Interestingly, many women in the study weren’t sure whether they were food addicts when directly asked about it. I can relate to this. I at one point participated in an unofficial Overeaters Anonymous online group, and didn’t feel this suit me really. I do notice that I hold many of the same misconceptions about what an addiction is that the study authros found. For example, I tend to believe food cannotbe addictive because we need it, that substance abusers use their substance all the time, etc. The idea of food as an addictive substance does raise questions about what it is to be dependent on a substance.
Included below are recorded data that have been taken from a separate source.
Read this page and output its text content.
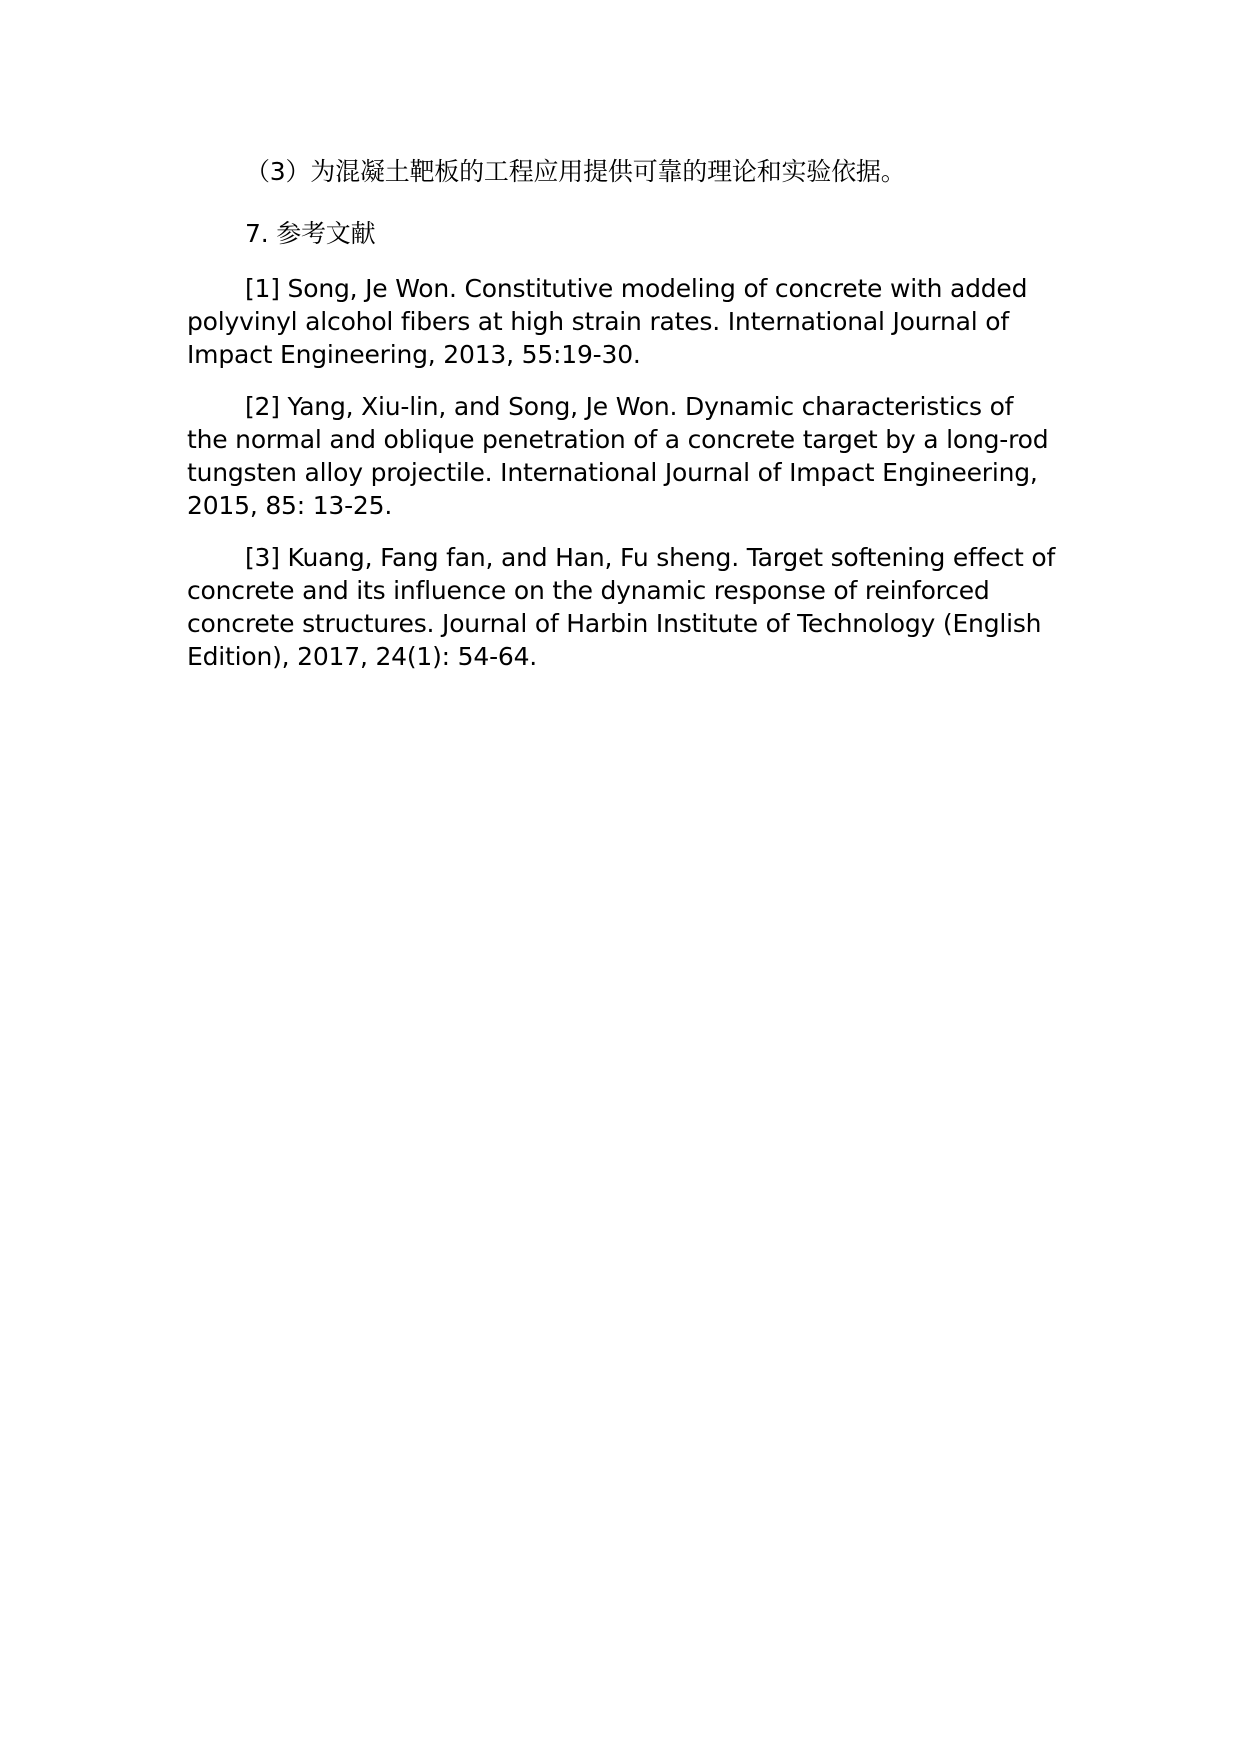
（3）为混凝土靶板的工程应用提供可靠的理论和实验依据。

7. 参考文献

[1] Song, Je Won. Constitutive modeling of concrete with added polyvinyl alcohol fibers at high strain rates. International Journal of Impact Engineering, 2013, 55:19-30.

[2] Yang, Xiu-lin, and Song, Je Won. Dynamic characteristics of the normal and oblique penetration of a concrete target by a long-rod tungsten alloy projectile. International Journal of Impact Engineering, 2015, 85: 13-25.

[3] Kuang, Fang fan, and Han, Fu sheng. Target softening effect of concrete and its influence on the dynamic response of reinforced concrete structures. Journal of Harbin Institute of Technology (English Edition), 2017, 24(1): 54-64.
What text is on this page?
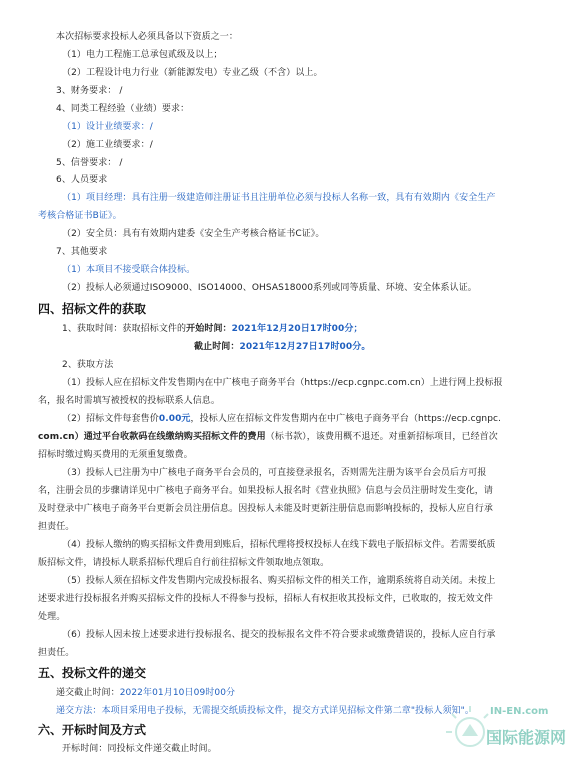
本次招标要求投标人必须具备以下资质之一：
（1）电力工程施工总承包贰级及以上；
（2）工程设计电力行业（新能源发电）专业乙级（不含）以上。
3、财务要求： /
4、同类工程经验（业绩）要求：
（1）设计业绩要求：/
（2）施工业绩要求：/
5、信誉要求： /
6、人员要求
（1）项目经理：具有注册一级建造师注册证书且注册单位必须与投标人名称一致，具有有效期内《安全生产
考核合格证书B证》。
（2）安全员：具有有效期内建委《安全生产考核合格证书C证》。
7、其他要求
（1）本项目不接受联合体投标。
（2）投标人必须通过ISO9000、ISO14000、OHSAS18000系列或同等质量、环境、安全体系认证。
四、招标文件的获取
1、获取时间：获取招标文件的开始时间：2021年12月20日17时00分；
截止时间：2021年12月27日17时00分。
2、获取方法
（1）投标人应在招标文件发售期内在中广核电子商务平台（https://ecp.cgnpc.com.cn）上进行网上投标报
名，报名时需填写被授权的投标联系人信息。
（2）招标文件每套售价0.00元，投标人应在招标文件发售期内在中广核电子商务平台（https://ecp.cgnpc.
com.cn）通过平台收款码在线缴纳购买招标文件的费用（标书款），该费用概不退还。对重新招标项目，已经首次
招标时缴过购买费用的无须重复缴费。
（3）投标人已注册为中广核电子商务平台会员的，可直接登录报名，否则需先注册为该平台会员后方可报
名，注册会员的步骤请详见中广核电子商务平台。如果投标人报名时《营业执照》信息与会员注册时发生变化，请
及时登录中广核电子商务平台更新会员注册信息。因投标人未能及时更新注册信息而影响投标的，投标人应自行承
担责任。
（4）投标人缴纳的购买招标文件费用到账后，招标代理将授权投标人在线下载电子版招标文件。若需要纸质
版招标文件，请投标人联系招标代理后自行前往招标文件领取地点领取。
（5）投标人须在招标文件发售期内完成投标报名、购买招标文件的相关工作，逾期系统将自动关闭。未按上
述要求进行投标报名并购买招标文件的投标人不得参与投标，招标人有权拒收其投标文件，已收取的，按无效文件
处理。
（6）投标人因未按上述要求进行投标报名、提交的投标报名文件不符合要求或缴费错误的，投标人应自行承
担责任。
五、投标文件的递交
递交截止时间：2022年01月10日09时00分
递交方法：本项目采用电子投标，无需提交纸质投标文件，提交方式详见招标文件第二章"投标人须知"。
六、开标时间及方式
开标时间：同投标文件递交截止时间。
IN-EN.com
国际能源网
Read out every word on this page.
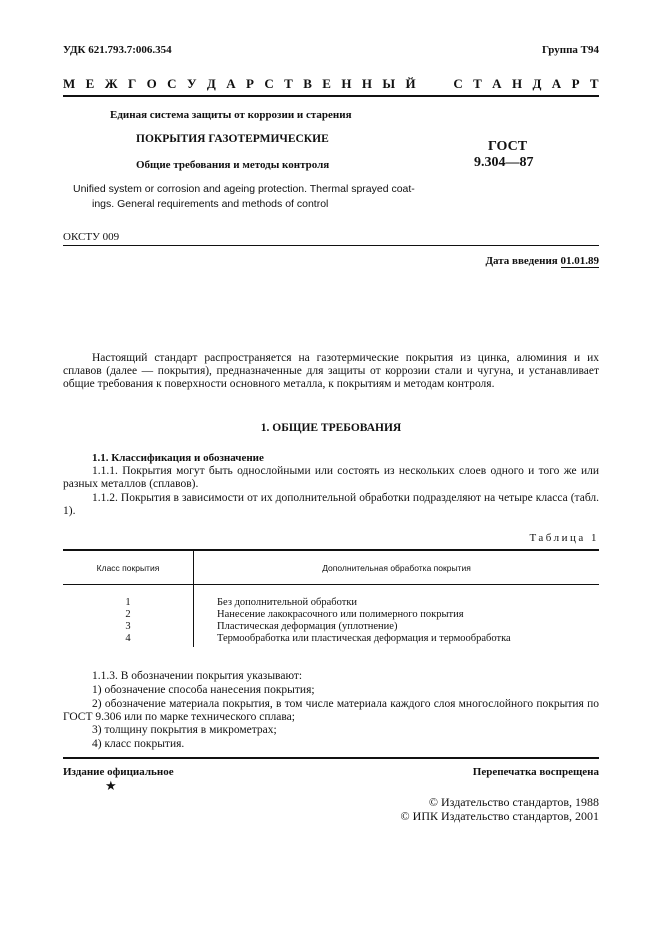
УДК 621.793.7:006.354	Группа Т94
М Е Ж Г О С У Д А Р С Т В Е Н Н Ы Й

	С Т А Н Д А Р Т
Единая система защиты от коррозии и старения
ПОКРЫТИЯ ГАЗОТЕРМИЧЕСКИЕ
Общие требования и методы контроля
ГОСТ
9.304—87
Unified system or corrosion and ageing protection. Thermal sprayed coat-
ings. General requirements and methods of control
ОКСТУ 009
Дата введения 01.01.89
Настоящий стандарт распространяется на газотермические покрытия из цинка, алюминия и их сплавов (далее — покрытия), предназначенные для защиты от коррозии стали и чугуна, и устанавливает общие требования к поверхности основного металла, к покрытиям и методам контроля.
1. ОБЩИЕ ТРЕБОВАНИЯ
1.1. Классификация и обозначение
1.1.1. Покрытия могут быть однослойными или состоять из нескольких слоев одного и того же или разных металлов (сплавов).
1.1.2. Покрытия в зависимости от их дополнительной обработки подразделяют на четыре класса (табл. 1).
Таблица 1
Класс покрытия	Дополнительная обработка покрытия
1	Без дополнительной обработки
2	Нанесение лакокрасочного или полимерного покрытия
3	Пластическая деформация (уплотнение)
4	Термообработка или пластическая деформация и термообработка
1.1.3. В обозначении покрытия указывают:
1) обозначение способа нанесения покрытия;
2) обозначение материала покрытия, в том числе материала каждого слоя многослойного покрытия по ГОСТ 9.306 или по марке технического сплава;
3) толщину покрытия в микрометрах;
4) класс покрытия.
Издание официальное	Перепечатка воспрещена
★
© Издательство стандартов, 1988
© ИПК Издательство стандартов, 2001
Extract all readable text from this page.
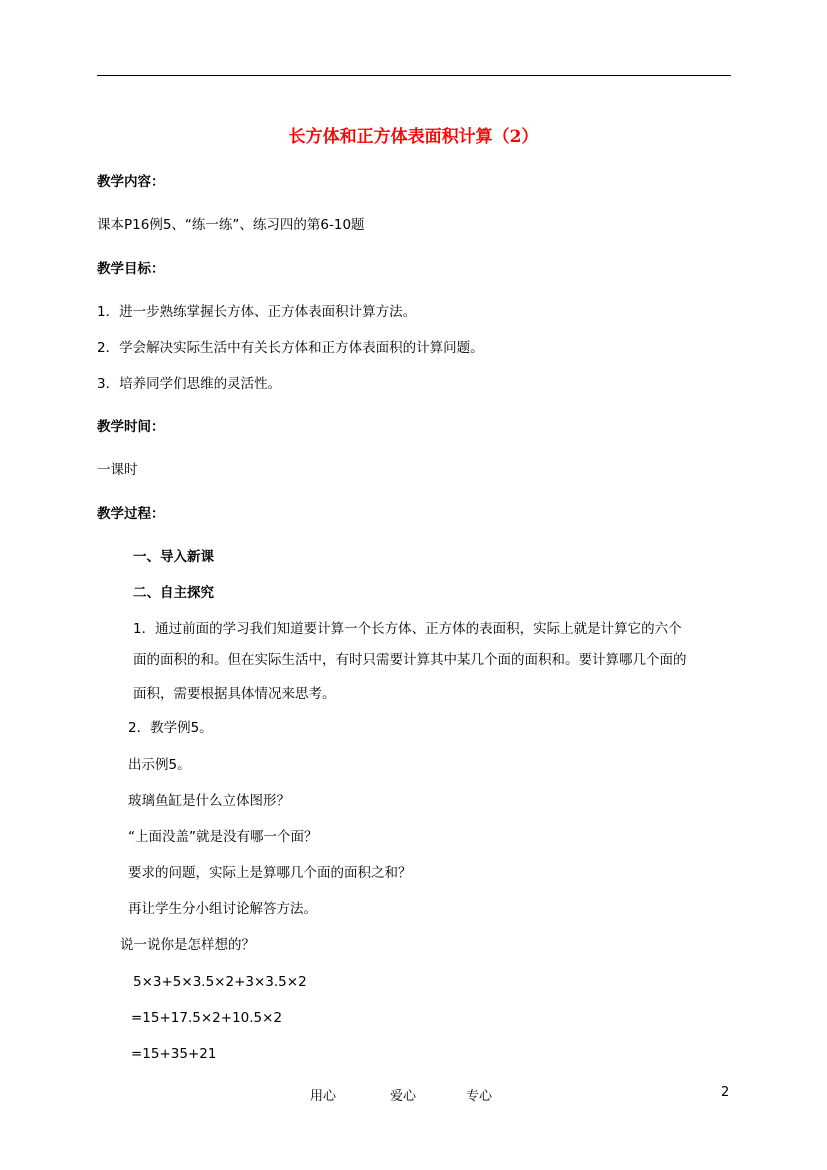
长方体和正方体表面积计算（2）
教学内容：
课本P16例5、“练一练”、练习四的第6-10题
教学目标：
1．进一步熟练掌握长方体、正方体表面积计算方法。
2．学会解决实际生活中有关长方体和正方体表面积的计算问题。
3．培养同学们思维的灵活性。
教学时间：
一课时
教学过程：
一、导入新课
二、自主探究
1．通过前面的学习我们知道要计算一个长方体、正方体的表面积，实际上就是计算它的六个
面的面积的和。但在实际生活中，有时只需要计算其中某几个面的面积和。要计算哪几个面的
面积，需要根据具体情况来思考。
2．教学例5。
出示例5。
玻璃鱼缸是什么立体图形？
“上面没盖”就是没有哪一个面？
要求的问题，实际上是算哪几个面的面积之和？
再让学生分小组讨论解答方法。
说一说你是怎样想的？
5×3+5×3.5×2+3×3.5×2
=15+17.5×2+10.5×2
=15+35+21
用心	爱心	专心	2
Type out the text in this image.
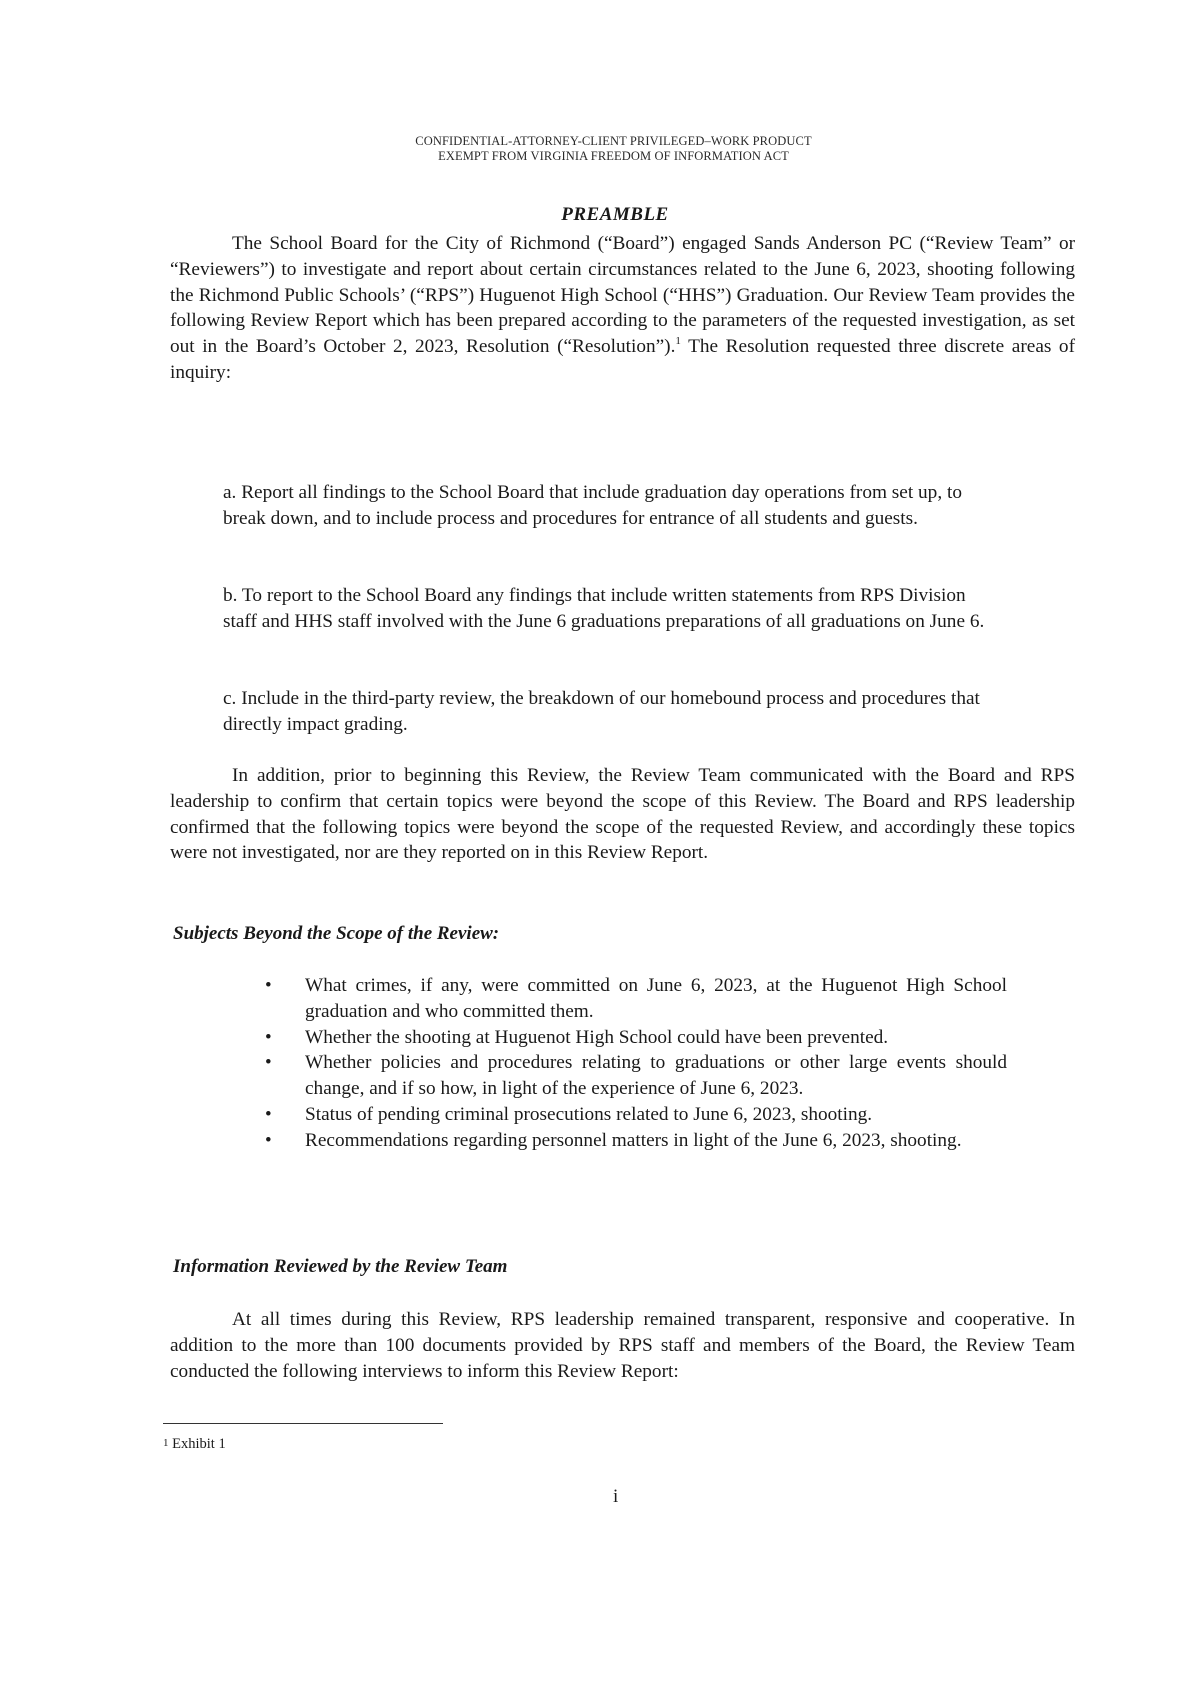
CONFIDENTIAL-ATTORNEY-CLIENT PRIVILEGED–WORK PRODUCT
EXEMPT FROM VIRGINIA FREEDOM OF INFORMATION ACT
PREAMBLE

The School Board for the City of Richmond (“Board”) engaged Sands Anderson PC (“Review Team” or “Reviewers”) to investigate and report about certain circumstances related to the June 6, 2023, shooting following the Richmond Public Schools’ (“RPS”) Huguenot High School (“HHS”) Graduation. Our Review Team provides the following Review Report which has been prepared according to the parameters of the requested investigation, as set out in the Board’s October 2, 2023, Resolution (“Resolution”).$^1$ The Resolution requested three discrete areas of inquiry:

a. Report all findings to the School Board that include graduation day operations from set up, to break down, and to include process and procedures for entrance of all students and guests.
b. To report to the School Board any findings that include written statements from RPS Division staff and HHS staff involved with the June 6 graduations preparations of all graduations on June 6.
c. Include in the third-party review, the breakdown of our homebound process and procedures that directly impact grading.

In addition, prior to beginning this Review, the Review Team communicated with the Board and RPS leadership to confirm that certain topics were beyond the scope of this Review. The Board and RPS leadership confirmed that the following topics were beyond the scope of the requested Review, and accordingly these topics were not investigated, nor are they reported on in this Review Report.

Subjects Beyond the Scope of the Review:
• What crimes, if any, were committed on June 6, 2023, at the Huguenot High School graduation and who committed them.
• Whether the shooting at Huguenot High School could have been prevented.
• Whether policies and procedures relating to graduations or other large events should change, and if so how, in light of the experience of June 6, 2023.
• Status of pending criminal prosecutions related to June 6, 2023, shooting.
• Recommendations regarding personnel matters in light of the June 6, 2023, shooting.
Information Reviewed by the Review Team

At all times during this Review, RPS leadership remained transparent, responsive and cooperative. In addition to the more than 100 documents provided by RPS staff and members of the Board, the Review Team conducted the following interviews to inform this Review Report:

$^1$ Exhibit 1
i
I know that the DSM-5 removed the distinction between substance abuse and substance dependence, and, in a way, this is good. Then again, you can get physically dependent on certain substances, and that makes an addiction to that substance (eg. alcohol) look more real than an addiction to a substance that you won’t develop physical dependence. Addiction to a substance you can’t get physically dpeendnet on, in turn, looks more real than behavioral addictions like “Internet Addiction”. These novel addictive disorder concepts do create fundamental debates about personal responsibility, which do have implications for treatment. After all, an impulse control disorder is treated differently from a substance dependence.

Reference

Curtis C & Davis C (2014), A Qualitative Study of Binge Eating and Obesity From an Addiction Perspective. Eating Disorders: The Journal of Treatment & Prevention, 22(1):19-32. DOI: 10.1080/10640266.2014.857515.